Based on the quantified TILs numbers by digital image analyses, patients were classified into low (n = 83, 69.7%), intermediate (n = 14, 11.8%) and high (n = 22, 18.5%) immune score groups. High immune score was associated with stage I-II tumors (p = 0.017) and a higher prevalence of microsatellite instable (MSI) tumors (p = 0.030). MSI tumors had a significantly higher numbers of CD3 + TILs in the invasive margin and CD8 + TILs in both tumor center and invasive margin, compared to microsatellite stable (MSS) tumors.

CONCLUSION

A digital template to quantify an easy-to-use immune score corresponds with clinicopathological features and MSI in colon cancer.

摘要

背景

在结肠癌中,肿瘤浸润淋巴细胞(TILs)的位置和密度可将患者分为低风险和高风险预后组。
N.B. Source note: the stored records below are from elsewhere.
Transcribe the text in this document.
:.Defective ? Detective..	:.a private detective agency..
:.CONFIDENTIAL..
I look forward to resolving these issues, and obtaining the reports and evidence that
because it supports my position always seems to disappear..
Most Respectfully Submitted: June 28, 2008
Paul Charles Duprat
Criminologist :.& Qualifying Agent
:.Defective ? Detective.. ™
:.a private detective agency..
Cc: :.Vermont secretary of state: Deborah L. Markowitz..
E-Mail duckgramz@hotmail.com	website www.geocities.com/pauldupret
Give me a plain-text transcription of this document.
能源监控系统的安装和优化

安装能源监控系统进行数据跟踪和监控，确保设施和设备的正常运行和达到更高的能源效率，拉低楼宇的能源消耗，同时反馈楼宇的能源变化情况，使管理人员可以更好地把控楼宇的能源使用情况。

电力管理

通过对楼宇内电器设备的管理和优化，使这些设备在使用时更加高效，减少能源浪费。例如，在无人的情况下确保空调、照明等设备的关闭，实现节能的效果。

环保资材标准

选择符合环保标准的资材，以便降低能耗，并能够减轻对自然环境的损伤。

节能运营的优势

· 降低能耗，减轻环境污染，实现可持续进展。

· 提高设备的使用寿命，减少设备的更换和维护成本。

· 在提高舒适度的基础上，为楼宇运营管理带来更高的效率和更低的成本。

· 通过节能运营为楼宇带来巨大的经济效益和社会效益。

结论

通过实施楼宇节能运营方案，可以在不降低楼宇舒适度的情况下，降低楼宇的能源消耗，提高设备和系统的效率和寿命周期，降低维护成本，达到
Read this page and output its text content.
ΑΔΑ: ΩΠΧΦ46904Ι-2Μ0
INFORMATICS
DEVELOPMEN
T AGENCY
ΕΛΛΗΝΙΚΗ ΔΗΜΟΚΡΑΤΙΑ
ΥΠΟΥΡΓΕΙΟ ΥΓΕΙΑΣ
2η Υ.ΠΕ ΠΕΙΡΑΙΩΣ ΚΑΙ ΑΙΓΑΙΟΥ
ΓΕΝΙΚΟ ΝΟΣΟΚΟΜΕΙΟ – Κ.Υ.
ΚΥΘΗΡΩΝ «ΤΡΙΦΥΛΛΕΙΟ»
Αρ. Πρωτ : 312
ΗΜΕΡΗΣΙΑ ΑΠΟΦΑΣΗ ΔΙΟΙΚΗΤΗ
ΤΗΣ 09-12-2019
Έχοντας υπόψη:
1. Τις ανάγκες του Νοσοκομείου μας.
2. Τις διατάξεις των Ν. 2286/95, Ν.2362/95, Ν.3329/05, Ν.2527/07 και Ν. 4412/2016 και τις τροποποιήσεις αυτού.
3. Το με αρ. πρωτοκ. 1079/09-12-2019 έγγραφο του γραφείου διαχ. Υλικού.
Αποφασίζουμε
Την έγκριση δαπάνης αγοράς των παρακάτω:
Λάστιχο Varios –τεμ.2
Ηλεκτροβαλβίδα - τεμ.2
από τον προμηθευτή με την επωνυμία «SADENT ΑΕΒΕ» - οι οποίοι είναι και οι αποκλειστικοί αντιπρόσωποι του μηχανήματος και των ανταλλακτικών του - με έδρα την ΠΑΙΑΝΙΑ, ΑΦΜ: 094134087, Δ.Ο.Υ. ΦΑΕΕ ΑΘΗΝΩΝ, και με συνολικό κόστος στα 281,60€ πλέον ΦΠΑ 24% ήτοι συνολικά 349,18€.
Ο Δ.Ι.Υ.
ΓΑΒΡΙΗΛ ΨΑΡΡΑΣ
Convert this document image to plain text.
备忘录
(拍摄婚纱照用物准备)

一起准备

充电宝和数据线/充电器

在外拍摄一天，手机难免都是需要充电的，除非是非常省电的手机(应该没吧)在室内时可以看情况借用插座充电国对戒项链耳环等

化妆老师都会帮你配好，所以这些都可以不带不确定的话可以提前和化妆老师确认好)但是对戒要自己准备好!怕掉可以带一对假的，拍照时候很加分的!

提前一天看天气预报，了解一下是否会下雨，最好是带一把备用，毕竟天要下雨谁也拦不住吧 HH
虽然有一种商用的“免疫评分”,但其费用和版权可能会阻碍其广泛应用。本研究的目的是开发一种可靠且客观的结肠癌TILs定量方法。

方法

连续选取未经筛选的结肠癌患者标本用于免疫组织化学,并通过自动数字病理学评估TILs。使用自动数字病理学和图像分析软件(Visiopharm)在连续切片上评估侵袭边缘和肿瘤中心的CD3+和CD8+细胞。生成了一个用于全切片评估的算法模板,计算每平方毫米的细胞计数(细胞/mm),并据此使用分布体积计算免疫评分。此外,将免疫评分与临床和组织病理学特征进行比较,以确认其相关性。

结果

根据数字图像分析定量的TILs数量,患者被分为低免疫评分组(n = 83,69.7%)、中免疫评分组(n = 14,11.8%)和高免疫评分组(n = 22,18.5%)。高免疫评分与I-II期肿瘤相关(p = 0.017),且微卫星不稳定(MSI)肿瘤的患病率较高(p = 0.030)。与微卫星稳定(MSS)肿瘤相比,MSI肿瘤在侵袭边缘的CD3+ TILs数量以及在肿瘤中心和侵袭边缘的CD8+ TILs数量均显著更高。

结论

一种用于量化易于使用的免疫评分的数字模板与结肠癌的临床病理特征和MSI相关。